Стас собрался уже бежать за йодом или «зеленкой», но в этот момент услышал быстрое шлепанье босых ног в коридоре. Быстро оценив лёхины стоны с точки зрения тембра и ритмичности, Стас тут же догадался, в чем можно заподозрить источник звука. Поэтому за секунду до того, как Шурка приоткрыл двери, чтобы поглядеть не случилось ли чего, Стас быстро сдернул с себя трусы и бросился ничком на стонущего в разбросанном белье Лёху.
Какой там нахуй Родригес! Какие там нахуй «Четыре комнаты» с охуевшим Бандерасом, глядящим на горящий номер гостиницы. Да ладно Родригес, какой там нахуй «Ревизор»!? Знаменитая немая сцена – просто игры пупсиков по сравнению с тем космическим охуением, которое выразилось на лице Шурки в следующий момент.
Ибо, заглянув в комнату, он увидел следующее: Лёха стучит ногами об пол и громко постанывает, запустив руки в волосы и закрыв глаза. Абсолютно голый Стас, сверкая незагоревшими ягодицами, ползает по его тщедушному тельцу, перебирая жиденькие волосики вокруг лёхиных сосков.
– ПИДАРАСЫ! – страшно закричал Шурка, через минуту придя в себя, – Я ни минуты больше не останусь среди вас! Вы же пидарасы! А-а-а!
Надо сказать, что честный Лёха ничего за все это время не ощущал, кроме кошмарной боли в макушке, поскольку башку он себе разбил довольно основательно. Поэтому услышав шуркин крик, он слегка охуел. Но увидев, как Стас реагирует на происходящее, он немедленно включился в игру:
– Сашенька, пожалуйста, только никому не рассказывай, – застонал Лёха.
– Шурка, ну что ты как маленький, – начал увещевать паникера Стас, подходя к нему все таким же голым, как бушмен.
– Не подходите ко мне! Не трогайте меня, Пидарасы! – истошно вопил Шурка, глядя на подслеповатые попытки Лёхи встать с постели.
Наконец, после того, как Шурка упал навзничь, тщетно пытаясь напялить узкую джинсу на уже обутые в «казаки» ноги, Стас понял, что чувак уже близок к предынфарктному состоянию. Поэтому напялил трусы и шутить перестал.

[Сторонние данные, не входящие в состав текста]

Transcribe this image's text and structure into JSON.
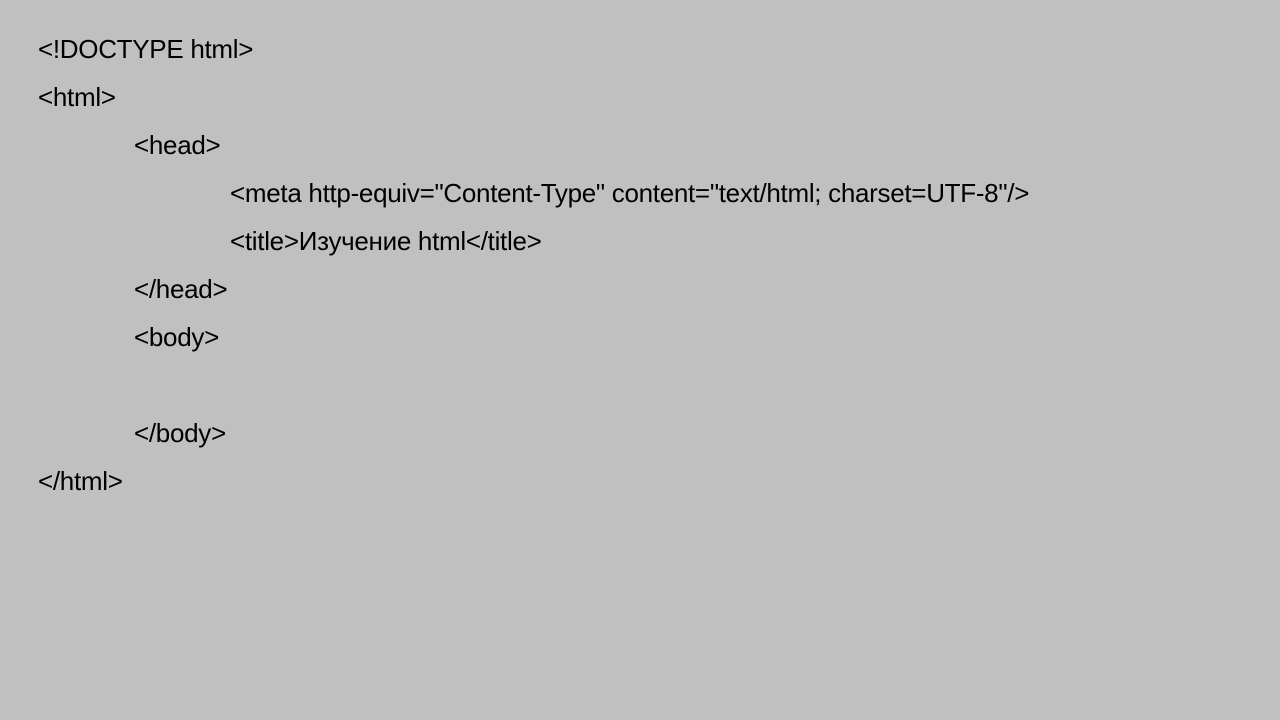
{
  "slide": {
    "lines": [
      {
        "text": "<!DOCTYPE html>",
        "indent": 0
      },
      {
        "text": "<html>",
        "indent": 0
      },
      {
        "text": "<head>",
        "indent": 1
      },
      {
        "text": "<meta http-equiv=\"Content-Type\" content=\"text/html; charset=UTF-8\"/>",
        "indent": 2
      },
      {
        "text": "<title>Изучение html</title>",
        "indent": 2
      },
      {
        "text": "</head>",
        "indent": 1
      },
      {
        "text": "<body>",
        "indent": 1
      },
      {
        "text": "",
        "indent": 1
      },
      {
        "text": "</body>",
        "indent": 1
      },
      {
        "text": "</html>",
        "indent": 0
      }
    ]
  }
}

Через час ситуацию удалось более-менее разрешить и Шурка согласился запереться в маминой спальне, чтобы дотянуть до утра. Стас и Лёха, счастливо заливаясь детским хохотом, отправились почивать, а полупьяный Шурка до утра отбивался в кошмарах от навалившихся на него со всех сторон раскачанных пидарасов в огромных телескопических очках, которые то и дело норовили засунуть ему в задницу огромные детородные органы и разные неприятные предметы.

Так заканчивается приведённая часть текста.